Feed costs affect the price that cow-calf producers earn for their cattle. When feed costs drop, the price of feeders rises, which has been the case during the past eight to nine months, Brandenberg said.
Gaylor Wright, owner of California Fats and Feeders in Oakdale, said he has seen a lot of bred cows coming to California from “drought country” states such as Kansas and Nebraska.
That’s because many ranchers here want to restock their herds, while those in the Midwest need to move their cattle to places with grass, especially cows that are young and well-bred.
“It’s a shame to send those to slaughter,” he said. “They’re helping us stock our grass, and we’re helping them get rid of some of their product at probably a little higher price than if they had to send it to slaughter.”
Wright’s business buys and sells cattle.
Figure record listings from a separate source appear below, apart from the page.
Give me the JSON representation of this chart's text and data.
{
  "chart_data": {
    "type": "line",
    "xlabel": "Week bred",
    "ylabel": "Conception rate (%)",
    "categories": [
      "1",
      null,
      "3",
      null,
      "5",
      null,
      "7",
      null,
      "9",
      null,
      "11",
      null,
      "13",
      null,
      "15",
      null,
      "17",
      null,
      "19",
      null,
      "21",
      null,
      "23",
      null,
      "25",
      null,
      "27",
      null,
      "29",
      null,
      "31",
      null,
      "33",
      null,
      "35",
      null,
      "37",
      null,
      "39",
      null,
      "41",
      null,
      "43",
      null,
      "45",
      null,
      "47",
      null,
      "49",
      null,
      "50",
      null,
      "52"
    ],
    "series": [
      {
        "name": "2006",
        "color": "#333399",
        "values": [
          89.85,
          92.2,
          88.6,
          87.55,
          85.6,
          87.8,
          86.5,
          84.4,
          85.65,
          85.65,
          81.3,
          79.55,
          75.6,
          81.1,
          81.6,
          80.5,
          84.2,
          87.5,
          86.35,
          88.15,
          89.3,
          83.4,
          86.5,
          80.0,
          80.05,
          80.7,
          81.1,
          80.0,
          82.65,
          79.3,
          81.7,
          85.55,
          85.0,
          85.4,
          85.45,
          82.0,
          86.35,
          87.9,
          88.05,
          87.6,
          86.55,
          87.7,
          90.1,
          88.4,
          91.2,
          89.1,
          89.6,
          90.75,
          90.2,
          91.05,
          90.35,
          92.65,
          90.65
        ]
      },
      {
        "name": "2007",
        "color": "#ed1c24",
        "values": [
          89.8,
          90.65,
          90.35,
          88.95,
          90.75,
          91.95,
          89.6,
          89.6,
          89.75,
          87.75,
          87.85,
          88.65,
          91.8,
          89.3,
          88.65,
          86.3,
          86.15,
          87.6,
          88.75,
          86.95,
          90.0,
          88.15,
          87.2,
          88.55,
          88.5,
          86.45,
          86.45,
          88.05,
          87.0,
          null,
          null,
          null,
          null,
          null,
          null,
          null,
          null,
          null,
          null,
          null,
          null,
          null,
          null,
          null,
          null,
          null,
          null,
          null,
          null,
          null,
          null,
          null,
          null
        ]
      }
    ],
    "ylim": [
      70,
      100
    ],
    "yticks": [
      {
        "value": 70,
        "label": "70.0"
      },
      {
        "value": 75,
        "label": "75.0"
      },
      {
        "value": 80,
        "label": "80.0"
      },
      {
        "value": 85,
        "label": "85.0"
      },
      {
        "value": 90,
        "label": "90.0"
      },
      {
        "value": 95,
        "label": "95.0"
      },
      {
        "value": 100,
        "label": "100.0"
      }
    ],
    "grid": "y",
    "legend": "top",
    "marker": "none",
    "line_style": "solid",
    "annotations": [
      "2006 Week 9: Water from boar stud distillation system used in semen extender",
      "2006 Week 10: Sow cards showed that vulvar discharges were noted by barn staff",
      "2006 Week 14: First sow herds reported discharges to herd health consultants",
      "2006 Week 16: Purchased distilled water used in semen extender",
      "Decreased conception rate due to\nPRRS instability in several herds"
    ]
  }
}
He buys cattle that weigh 500 to 600 pounds, puts them in a grow yard until they’re 900 pounds and then sells them to feedlots, where they are fattened for slaughter.
With cattle so expensive now, he said he’s managed to maintain profitability by feeding byproducts such as potato chips, grape pomace and dried beans, all of which he buys at a discount. It also helps that corn and hay prices have come down.
Wright also buys slaughter-ready cattle, such as from dairies, for a Washington-based meatpacking company, which he said is not currently making money because “they can’t sell the meat as high as what it’s costing to get it.”
Meanwhile, auctions continue to move cattle at unprecedented prices, Wright said, noting some 9,000 head of fed cattle recently sold for $1.90 a pound—a record high. Even in 2014-2015, the last time cattle prices reached record levels, he noted, the fat market peaked at $1.70 a pound and then came crashing down within a week.
“How high is too high?” Wright said. “We’re getting to levels where I think people are beginning to look at other products as a potential for protein rather than beef.”
With the nationwide cattle shortage, Brandenberg of Imperial County said he expects market prices will remain higher than they’ve been over the past three to four years, but they won’t stay at the $1.80-per-pound range forever.
As long as the economy doesn’t crash, he said, prices should remain strong “because we know there’s good demand for beef.”
Consumers, he said, will ultimately determine where the market sweet spot will be. With summer grilling season starting, it’s yet to be seen at what price shoppers pull back and opt for other proteins such as pork or chicken.
“We know that consumers will switch for price,” Brandenberg said. “Then we’ve got to get our price back down to get their business back.”